Sixty villagers whose community has been at the centre of anti-fracking protests have said Britain's shale gas and oil reserves should be exploited by developers.
The villagers believe that despite the "relentless propaganda", exploratory drilling or properly-regulated exploitation will not "unduly damage" the environment.
Residents in Balcombe, West Sussex, put their names to a letter voicing their views as campaigners opposed to fracking continue to mount daily protests.
A 'Frack Off' sign sits in window in Balcombe, close to a Fracking site operated by Cuadrilla Resources Ltd
Their letter states: "Having regard to the outlook for energy prices, energy security, and importance to the national economy, we believe that we, in common with other communities, should accept and facilitate this 'new' technology."
Anti-fracking campaigners who have disrupted the exploratory oil drilling operation by energy firm Cuadrilla and set up camp on the outskirts of Balcombe were criticised.
"We deplore the abuse suffered by employees of the drilling company, and the police, extended trespass, and the establishment of a semi-permanent 'protest camp' on hitherto beautiful road verges, actions which add up to an abuse of the undoubted right to peaceful protest," the villagers said.
In their letter, they questioned the decision to advise Cuadrilla to suspend its operations temporarily amid concerns of unrest between police and activists during the six-day Reclaim the Power camp earlier this month.
The letter stated: "We acknowledge the exemplary service provided by the police at the protest site and in the village but we respectfully question the decision to advise the drillers to suspend operations for over a week, thus allowing a self-appointed group to dictate to a legitimate business."
It added: "Let other communities be warned that our hitherto friendly village has suffered not only from the protesting crowds but prior to that from the intemperance of self-appointed 'activists', unfair abuse of our parish council, politicisation of the village fete, unsightly banners and, above all, spreading of unwarranted fear."
Clearer information on the rationale behind developing Britain's shale oil and gas industry needs to come from Government, local authorities and the industry to encourage a more reasoned attitude, they said.

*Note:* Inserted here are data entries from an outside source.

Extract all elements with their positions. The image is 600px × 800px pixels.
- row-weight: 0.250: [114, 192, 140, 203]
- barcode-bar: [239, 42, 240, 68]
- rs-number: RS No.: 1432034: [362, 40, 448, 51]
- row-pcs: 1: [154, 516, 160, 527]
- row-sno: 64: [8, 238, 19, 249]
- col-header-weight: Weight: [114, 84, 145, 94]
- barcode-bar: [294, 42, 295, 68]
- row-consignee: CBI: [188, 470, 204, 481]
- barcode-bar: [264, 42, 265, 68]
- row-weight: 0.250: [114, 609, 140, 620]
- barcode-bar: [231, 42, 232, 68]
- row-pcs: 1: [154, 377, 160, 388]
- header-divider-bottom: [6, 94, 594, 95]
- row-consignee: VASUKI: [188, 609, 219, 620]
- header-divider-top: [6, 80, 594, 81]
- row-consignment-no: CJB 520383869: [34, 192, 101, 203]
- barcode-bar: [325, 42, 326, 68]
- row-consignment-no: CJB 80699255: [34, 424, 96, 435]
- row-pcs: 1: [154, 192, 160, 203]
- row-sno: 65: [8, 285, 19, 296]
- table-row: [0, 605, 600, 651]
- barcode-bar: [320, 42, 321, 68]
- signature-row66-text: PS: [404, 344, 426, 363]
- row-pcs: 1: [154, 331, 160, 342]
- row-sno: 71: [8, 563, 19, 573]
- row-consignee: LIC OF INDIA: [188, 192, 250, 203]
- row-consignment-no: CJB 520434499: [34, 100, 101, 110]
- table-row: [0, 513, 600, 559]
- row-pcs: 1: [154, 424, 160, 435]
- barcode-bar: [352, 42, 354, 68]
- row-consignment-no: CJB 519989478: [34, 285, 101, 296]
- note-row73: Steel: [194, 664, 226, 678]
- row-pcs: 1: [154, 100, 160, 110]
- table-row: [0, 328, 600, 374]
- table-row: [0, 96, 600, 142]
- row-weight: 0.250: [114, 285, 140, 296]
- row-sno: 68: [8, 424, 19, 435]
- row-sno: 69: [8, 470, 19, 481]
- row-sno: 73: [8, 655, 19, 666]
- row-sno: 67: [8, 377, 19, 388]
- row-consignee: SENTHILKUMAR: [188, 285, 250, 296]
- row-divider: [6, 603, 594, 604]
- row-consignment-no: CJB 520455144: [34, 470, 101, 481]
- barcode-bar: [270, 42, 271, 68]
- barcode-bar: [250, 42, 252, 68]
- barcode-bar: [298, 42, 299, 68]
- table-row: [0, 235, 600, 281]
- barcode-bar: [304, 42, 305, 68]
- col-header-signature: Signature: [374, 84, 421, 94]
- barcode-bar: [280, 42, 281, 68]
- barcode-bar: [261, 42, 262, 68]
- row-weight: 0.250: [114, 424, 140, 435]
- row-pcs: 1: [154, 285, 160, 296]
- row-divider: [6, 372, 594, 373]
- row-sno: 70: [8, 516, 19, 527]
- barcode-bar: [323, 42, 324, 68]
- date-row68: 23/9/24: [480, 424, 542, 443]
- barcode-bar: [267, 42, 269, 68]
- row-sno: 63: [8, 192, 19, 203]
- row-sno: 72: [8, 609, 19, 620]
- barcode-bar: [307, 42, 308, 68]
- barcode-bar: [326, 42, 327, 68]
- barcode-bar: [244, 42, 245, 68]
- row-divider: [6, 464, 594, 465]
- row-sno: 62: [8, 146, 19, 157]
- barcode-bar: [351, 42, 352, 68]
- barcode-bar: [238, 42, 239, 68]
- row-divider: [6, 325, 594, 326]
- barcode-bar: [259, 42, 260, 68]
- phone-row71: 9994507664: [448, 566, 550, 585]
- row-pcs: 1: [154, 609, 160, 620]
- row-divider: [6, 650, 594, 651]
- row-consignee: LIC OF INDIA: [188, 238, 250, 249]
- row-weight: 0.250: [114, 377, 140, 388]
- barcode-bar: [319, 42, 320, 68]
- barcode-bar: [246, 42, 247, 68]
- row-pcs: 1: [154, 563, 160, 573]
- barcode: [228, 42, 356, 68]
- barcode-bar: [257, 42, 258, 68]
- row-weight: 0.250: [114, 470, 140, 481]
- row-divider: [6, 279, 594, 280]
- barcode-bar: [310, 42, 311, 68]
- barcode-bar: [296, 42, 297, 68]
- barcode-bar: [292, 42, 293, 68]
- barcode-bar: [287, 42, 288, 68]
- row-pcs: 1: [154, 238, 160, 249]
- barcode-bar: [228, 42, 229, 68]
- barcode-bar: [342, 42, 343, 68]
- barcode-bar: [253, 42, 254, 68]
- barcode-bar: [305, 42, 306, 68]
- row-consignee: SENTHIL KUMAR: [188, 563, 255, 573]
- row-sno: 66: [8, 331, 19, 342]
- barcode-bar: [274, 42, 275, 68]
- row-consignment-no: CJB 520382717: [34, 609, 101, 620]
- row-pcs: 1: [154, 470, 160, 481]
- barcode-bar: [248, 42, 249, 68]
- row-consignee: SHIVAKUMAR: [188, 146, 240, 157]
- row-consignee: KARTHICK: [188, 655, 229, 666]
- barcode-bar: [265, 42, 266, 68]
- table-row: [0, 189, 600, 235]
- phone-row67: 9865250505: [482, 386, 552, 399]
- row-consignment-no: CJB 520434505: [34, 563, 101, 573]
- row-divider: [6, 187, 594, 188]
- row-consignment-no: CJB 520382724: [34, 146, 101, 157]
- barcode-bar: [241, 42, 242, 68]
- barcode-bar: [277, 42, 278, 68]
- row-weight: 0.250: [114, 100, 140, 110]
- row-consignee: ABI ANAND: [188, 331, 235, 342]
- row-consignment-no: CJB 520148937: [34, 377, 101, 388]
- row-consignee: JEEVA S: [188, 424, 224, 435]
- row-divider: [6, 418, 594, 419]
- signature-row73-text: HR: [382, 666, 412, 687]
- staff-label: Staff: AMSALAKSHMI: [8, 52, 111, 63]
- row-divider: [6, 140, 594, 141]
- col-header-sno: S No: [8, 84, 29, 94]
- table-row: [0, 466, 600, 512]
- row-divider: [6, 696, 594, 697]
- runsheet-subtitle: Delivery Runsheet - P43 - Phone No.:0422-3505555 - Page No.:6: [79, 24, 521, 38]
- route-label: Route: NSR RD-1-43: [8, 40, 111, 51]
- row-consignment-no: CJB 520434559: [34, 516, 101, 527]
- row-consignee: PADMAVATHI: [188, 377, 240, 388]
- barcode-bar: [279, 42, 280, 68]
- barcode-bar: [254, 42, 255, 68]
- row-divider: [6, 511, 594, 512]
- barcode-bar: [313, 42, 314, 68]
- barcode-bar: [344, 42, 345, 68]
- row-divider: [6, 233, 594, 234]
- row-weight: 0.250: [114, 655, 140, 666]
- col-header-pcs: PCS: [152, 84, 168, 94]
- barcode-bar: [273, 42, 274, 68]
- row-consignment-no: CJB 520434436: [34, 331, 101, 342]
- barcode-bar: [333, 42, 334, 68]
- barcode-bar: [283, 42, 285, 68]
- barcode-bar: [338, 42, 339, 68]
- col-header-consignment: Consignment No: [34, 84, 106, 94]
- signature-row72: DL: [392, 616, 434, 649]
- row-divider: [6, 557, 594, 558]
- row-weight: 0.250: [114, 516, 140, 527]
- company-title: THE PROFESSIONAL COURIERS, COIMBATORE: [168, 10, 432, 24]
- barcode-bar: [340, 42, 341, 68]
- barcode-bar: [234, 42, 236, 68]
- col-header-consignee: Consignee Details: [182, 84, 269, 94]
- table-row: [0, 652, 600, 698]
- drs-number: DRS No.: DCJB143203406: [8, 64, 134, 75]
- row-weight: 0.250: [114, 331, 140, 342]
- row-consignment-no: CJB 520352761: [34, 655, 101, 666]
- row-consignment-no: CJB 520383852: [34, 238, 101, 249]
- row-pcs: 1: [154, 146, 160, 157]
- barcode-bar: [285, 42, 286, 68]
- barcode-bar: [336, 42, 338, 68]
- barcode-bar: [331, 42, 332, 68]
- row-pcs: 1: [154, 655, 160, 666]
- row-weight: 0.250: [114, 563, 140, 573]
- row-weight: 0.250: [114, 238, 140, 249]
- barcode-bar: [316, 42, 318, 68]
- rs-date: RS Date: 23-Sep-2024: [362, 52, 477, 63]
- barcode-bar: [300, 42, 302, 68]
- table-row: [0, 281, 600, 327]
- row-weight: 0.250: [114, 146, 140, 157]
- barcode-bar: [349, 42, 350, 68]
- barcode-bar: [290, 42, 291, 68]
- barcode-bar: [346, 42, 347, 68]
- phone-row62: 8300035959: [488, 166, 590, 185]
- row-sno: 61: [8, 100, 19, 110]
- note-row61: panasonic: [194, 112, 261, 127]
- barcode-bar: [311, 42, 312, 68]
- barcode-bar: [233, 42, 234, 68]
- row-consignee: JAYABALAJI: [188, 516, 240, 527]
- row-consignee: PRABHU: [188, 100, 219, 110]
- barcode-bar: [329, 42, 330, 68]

Rodney Jago, one of the organisers of the letter, said it was time for the protesters to move on from their roadside camp outside the drilling entrance.

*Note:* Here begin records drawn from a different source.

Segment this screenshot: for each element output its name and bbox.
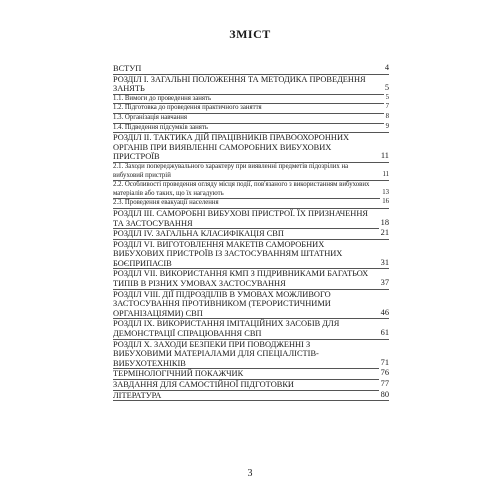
- toc-entry-1-4: [113, 124, 389, 134]
- page-number: 3: [247, 468, 253, 479]
- toc-entry-page: 37: [380, 278, 389, 288]
- toc-entry-text: 1.3. Організація навчання: [113, 113, 188, 121]
- toc-entry-page: 31: [380, 257, 389, 267]
- toc-entry-page: 16: [382, 198, 389, 206]
- toc-entry-page: 18: [380, 217, 389, 227]
- toc-entry-self-study: [113, 380, 389, 391]
- toc-entry-text: ЗАВДАННЯ ДЛЯ САМОСТІЙНОЇ ПІДГОТОВКИ: [113, 380, 294, 389]
- toc-entry-intro: [113, 64, 389, 75]
- toc-entry-2-1: [113, 163, 389, 181]
- toc-entry-section-6: [113, 240, 389, 270]
- toc-entry-section-10: [113, 340, 389, 370]
- table-of-contents: [113, 64, 389, 401]
- toc-entry-page: 80: [380, 389, 389, 399]
- toc-entry-text: 1.2. Підготовка до проведення практичного заняття: [113, 104, 262, 112]
- toc-entry-section-8: [113, 290, 389, 320]
- toc-entry-text: РОЗДІЛ VII. ВИКОРИСТАННЯ КМП З ПІДРИВНИКАМИ БАГАТЬОХ ТИПІВ В РІЗНИХ УМОВАХ ЗАСТОСУВАННЯ: [113, 269, 369, 289]
- toc-entry-page: 9: [385, 122, 389, 130]
- toc-entry-page: 77: [380, 379, 389, 388]
- toc-entry-text: РОЗДІЛ IX. ВИКОРИСТАННЯ ІМІТАЦІЙНИХ ЗАСОБІВ ДЛЯ ДЕМОНСТРАЦІЇ СПРАЦЮВАННЯ СВП: [113, 319, 340, 339]
- toc-entry-section-1: [113, 75, 389, 95]
- toc-entry-page: 5: [384, 83, 389, 93]
- toc-entry-page: 61: [380, 328, 389, 338]
- toc-entry-page: 11: [382, 170, 389, 178]
- toc-entry-text: ТЕРМІНОЛОГІЧНИЙ ПОКАЖЧИК: [113, 369, 244, 379]
- toc-entry-section-7: [113, 269, 389, 289]
- toc-entry-page: 8: [385, 112, 389, 120]
- toc-entry-text: ВСТУП: [113, 64, 142, 73]
- page-title: ЗМІСТ: [229, 27, 271, 41]
- toc-entry-text: РОЗДІЛ II. ТАКТИКА ДІЙ ПРАЦІВНИКІВ ПРАВООХОРОННИХ ОРГАНІВ ПРИ ВИЯВЛЕННІ САМОРОБНИХ ВИБУХОВИХ ПРИСТРОЇВ: [113, 133, 350, 162]
- toc-entry-1-3: [113, 114, 389, 124]
- toc-entry-2-2: [113, 181, 389, 199]
- toc-entry-1-1: [113, 95, 389, 105]
- toc-entry-text: РОЗДІЛ III. САМОРОБНІ ВИБУХОВІ ПРИСТРОЇ. ЇХ ПРИЗНАЧЕННЯ ТА ЗАСТОСУВАННЯ: [113, 208, 368, 228]
- toc-entry-section-3: [113, 209, 389, 229]
- toc-entry-page: 13: [382, 188, 389, 196]
- toc-entry-section-2: [113, 133, 389, 163]
- toc-entry-text: 2.2. Особливості проведення огляду місця події, пов'язаного з використанням вибухових матеріалів або таких, що їх нагадують: [113, 181, 370, 197]
- toc-entry-text: ЛІТЕРАТУРА: [113, 390, 162, 400]
- toc-entry-literature: [113, 391, 389, 402]
- toc-entry-page: 5: [385, 93, 389, 101]
- toc-entry-2-3: [113, 199, 389, 209]
- toc-entry-text: РОЗДІЛ X. ЗАХОДИ БЕЗПЕКИ ПРИ ПОВОДЖЕННІ З ВИБУХОВИМИ МАТЕРІАЛАМИ ДЛЯ СПЕЦІАЛІСТІВ-ВИБУХОТЕХНІКІВ: [113, 339, 319, 368]
- toc-entry-text: 1.4. Підведення підсумків занять: [113, 123, 208, 131]
- toc-entry-text: РОЗДІЛ I. ЗАГАЛЬНІ ПОЛОЖЕННЯ ТА МЕТОДИКА ПРОВЕДЕННЯ ЗАНЯТЬ: [113, 74, 366, 94]
- toc-entry-text: 1.1. Вимоги до проведення занять: [113, 94, 212, 102]
- toc-entry-text: РОЗДІЛ VI. ВИГОТОВЛЕННЯ МАКЕТІВ САМОРОБНИХ ВИБУХОВИХ ПРИСТРОЇВ ІЗ ЗАСТОСУВАННЯМ ШТАТНИХ БОЄПРИПАСІВ: [113, 239, 343, 268]
- toc-entry-text: 2.1. Заходи попереджувального характеру при виявленні предметів підозрілих на вибуховий пристрій: [113, 162, 349, 179]
- toc-entry-section-4: [113, 229, 389, 240]
- toc-entry-text: РОЗДІЛ IV. ЗАГАЛЬНА КЛАСИФІКАЦІЯ СВП: [113, 229, 284, 239]
- toc-entry-page: 4: [384, 63, 389, 72]
- toc-entry-page: 21: [380, 228, 389, 238]
- toc-entry-1-2: [113, 104, 389, 114]
- toc-entry-page: 76: [380, 368, 389, 378]
- toc-entry-text: 2.3. Проведення евакуації населення: [113, 199, 219, 207]
- toc-entry-section-9: [113, 319, 389, 339]
- toc-entry-page: 46: [380, 307, 389, 317]
- toc-entry-glossary: [113, 369, 389, 380]
- toc-entry-page: 71: [380, 357, 389, 367]
- toc-entry-text: РОЗДІЛ VIII. ДІЇ ПІДРОЗДІЛІВ В УМОВАХ МОЖЛИВОГО ЗАСТОСУВАННЯ ПРОТИВНИКОМ (ТЕРОРИСТИЧНИМИ ОРГАНІЗАЦІЯМИ) СВП: [113, 289, 331, 318]
- toc-entry-page: 7: [385, 103, 389, 111]
- toc-entry-page: 11: [380, 151, 389, 161]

He said: "It seriously delays people getting to work, and the policing costs are quite ridiculous. Every time a lorry tries to make a delivery, the people come out with their drums."
But those views were not shared by others, including villager Vanessa Vine, of Frack Free Sussex, who said the vast majority in Balcombe supported the campaigners in their community.
On the people behind the letter, she said: "They are the extreme minority, and could be fewer than 30 households.
"We would suggest that if they looked behind the Government and industry propaganda and looked at what is going on in places like Pennsylvania, they would not be saying this.
"The vast majority of people in Balcombe are utterly opposed to this, and support the cavalry of people who have come from all over the country.
"That's because they know that fracking would lead to lower energy bills is a myth. This is by definition an unregulatable industry."
Although Cuadrilla is not conducting fracking near Balcombe, and would need to apply for permission, protesters fear the energy firm will go on to do so.
Hydraulic fracturing, or fracking, involves high pressure liquid being pumped deep underground to split shale rock and release oil or gas supplies.
Opponents of fracking have highlighted concerns about potential water contamination and environmental damage, as well as small-scale earthquakes.
It was revealed last week that the cost of the policing operation in West Sussex has soared to £2.3 million. It could hit around £3.7 million, Sussex police and crime commissioner Katy Bourne said.
Since the protests sprang up at the end of July, some 80 people have been arrested, including former Green Party leader and Brighton Pavilion MP Caroline Lucas.